The Royal Hospital for Sick Children project is the first acute care hospital facility to be procured under the Scottish Government’s Non-Profit Distributing model and will be delivered as a stand-alone new build on the existing site of the Royal Infirmary of Edinburgh.

Sectors:
Healthcare
RBG Client:
Brookfield Multiplex
Primary Contractor:
Brookfield Multiplex

Architects:
HLM
Robert Bird Group Services:
Civil Engineering
Structural Engineering
Geotechnical Engineering

Key technical challenges

  • The primary tower structure consists of a composite slab and beam structure. Due to the long beam spans and thin slab, extensive analysis for footfall vibration was required to ensure the structure achieved code requirements and client expectations.
  • Working with the existing structure and developing design solutions that strengthened rather than demolished.
  • Extensive co-ordination with the mechanical engineer to develop a strategy that minimised beam penetrations and beam notches.
  • Differential shortening analysis with consideration of mega truss, steel structure, concrete structure and existing structural elements

Environmental performance

  • 5 Star Greenstar
  • 5 Star NABERs Energy and 4 Star NABERs Water ratings.

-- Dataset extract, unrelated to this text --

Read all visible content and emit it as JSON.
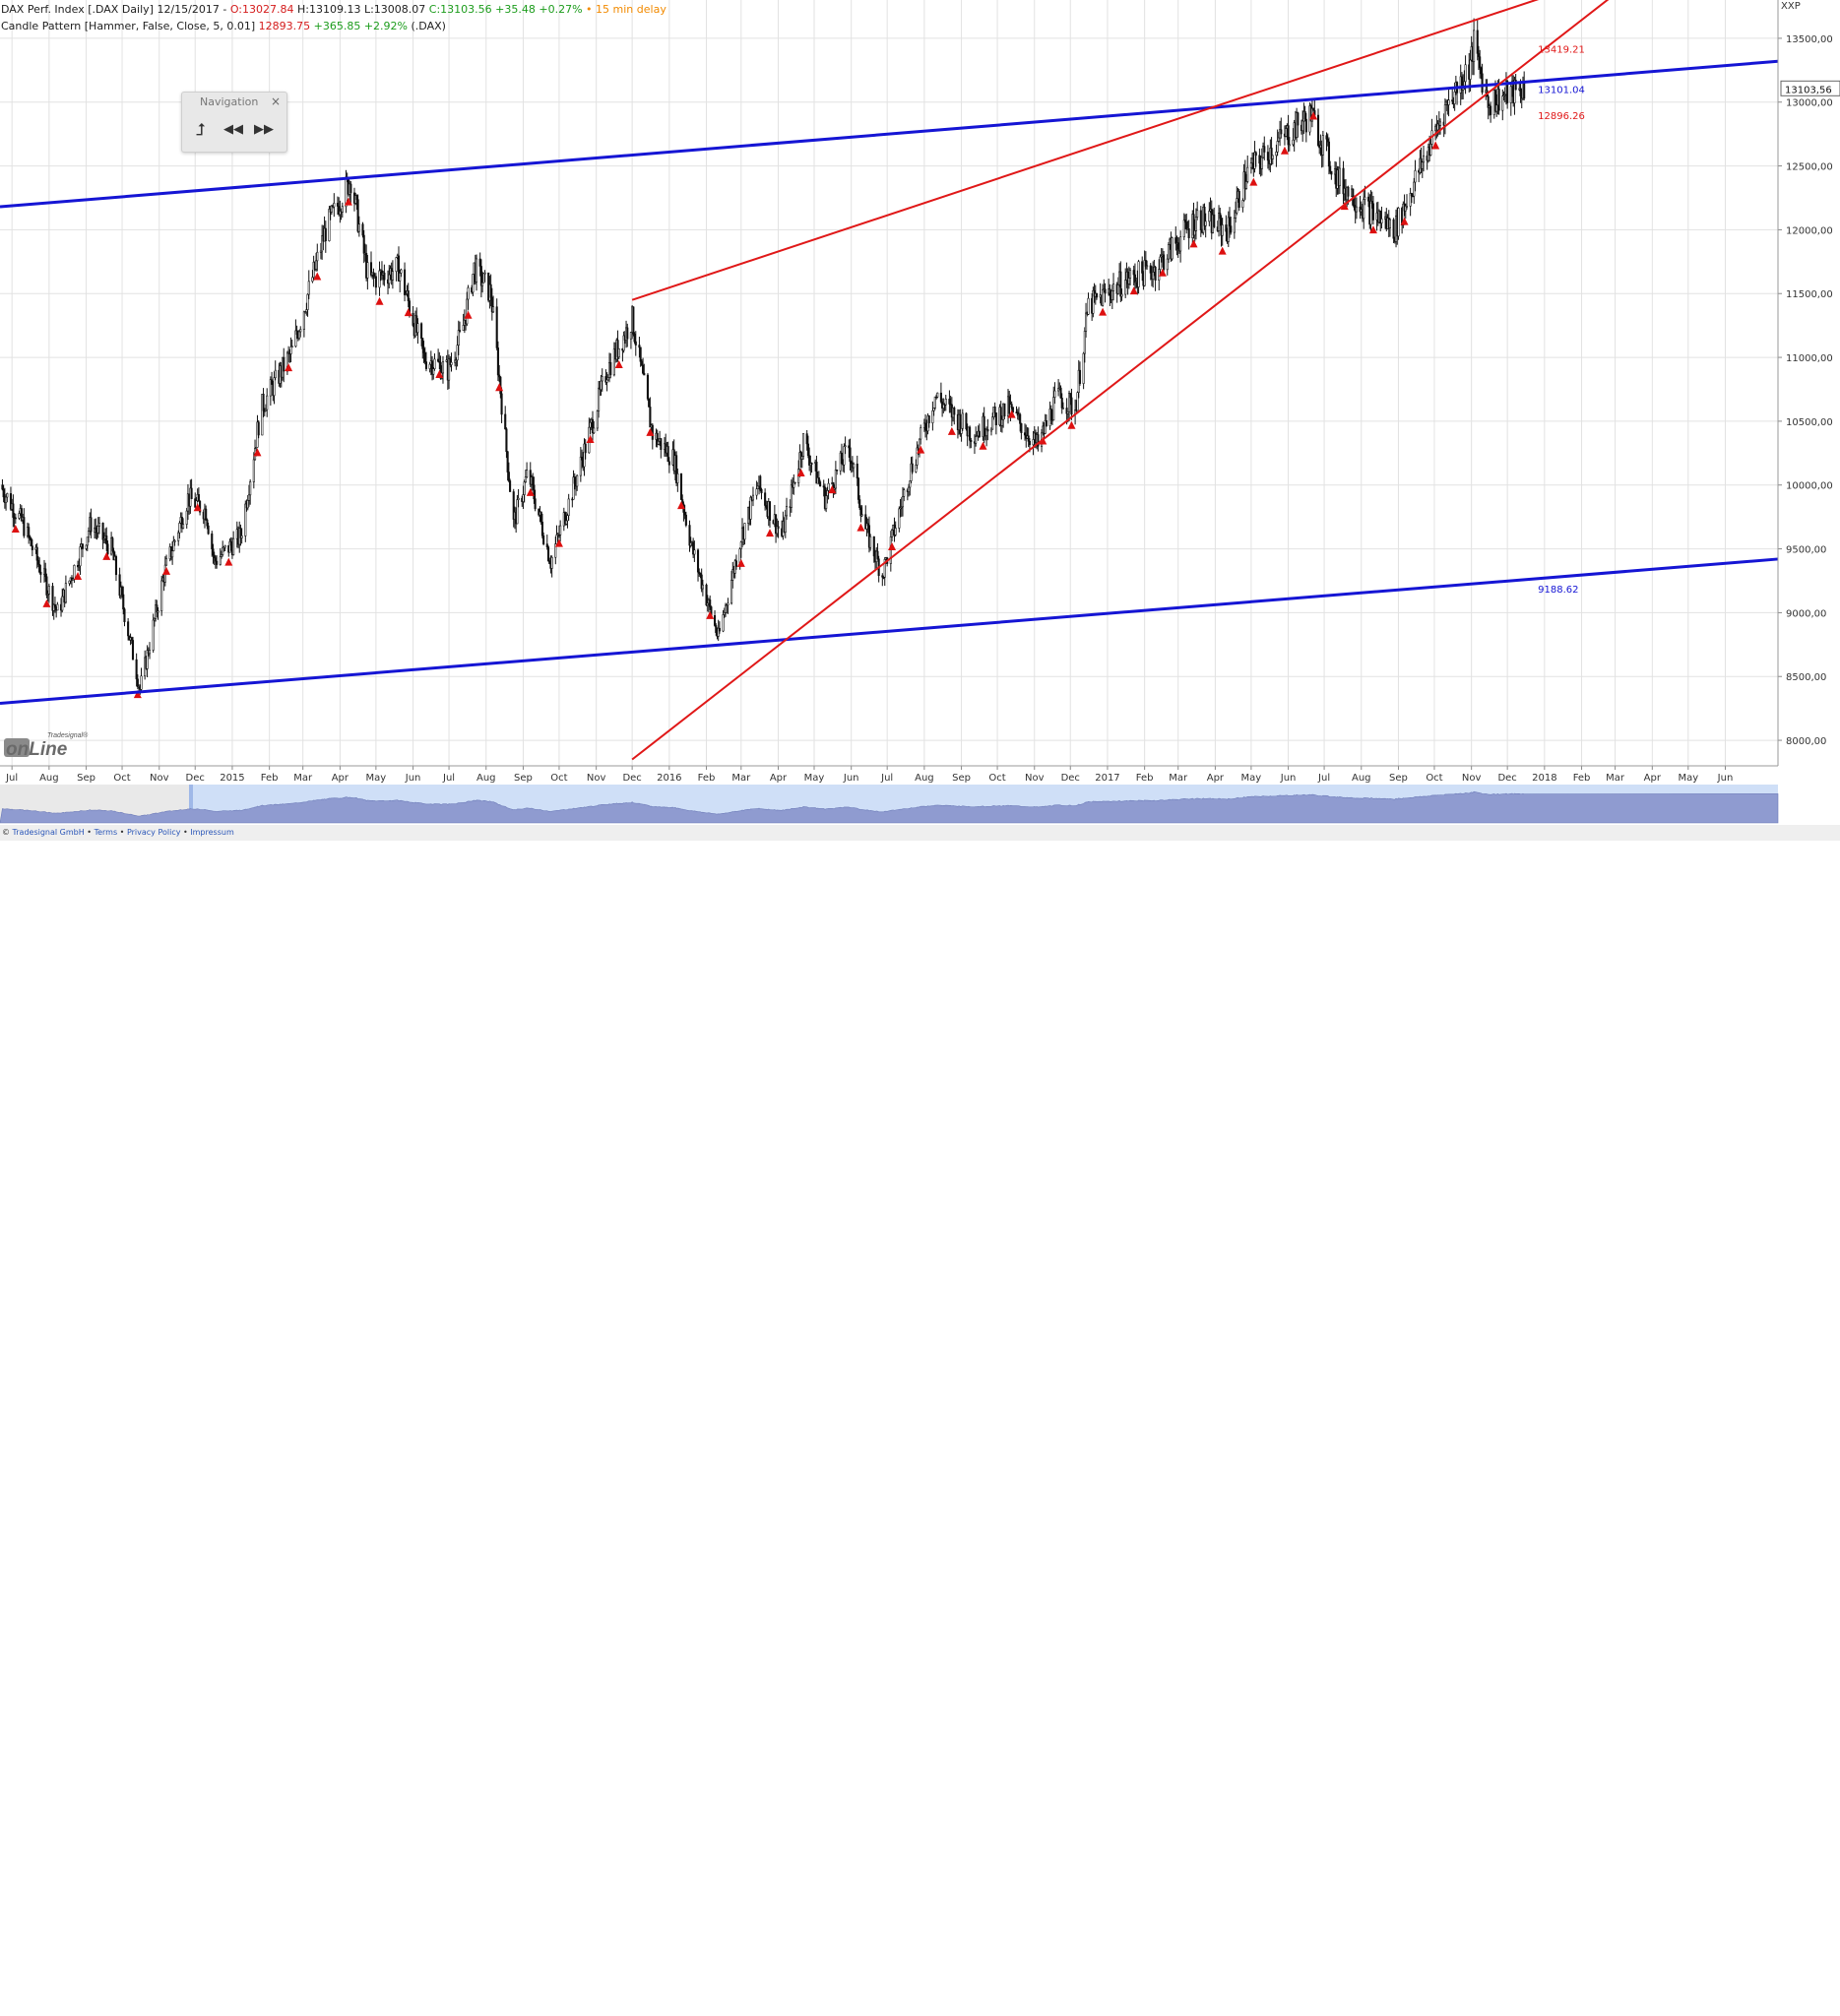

The site has a high risk of flooding due to the land topology and required extensive surface water management. A suitable SUDS strategy had to be developed to deal with large volumes of water in extreme events which must not disrupt the operations of the hospital and emergency units; however, existing sewers were at a shallow level, which restricted underground storage. Permeable paving with a cellular crate sub-base provided attenuation across the external areas of site at a level that achieved gravity discharge to the existing sewers.

RBG provided specialist geotechnical design for the basement excavation to define slope stability, pile exposure protection and interfaces with adjacent constraints including live highways, flood defense bunds and in-ground utilities such as gas pipelines and water supplies. The excavation was modelled in 3D to establish construction sequencing and extents of works for co-ordination with the main build packages.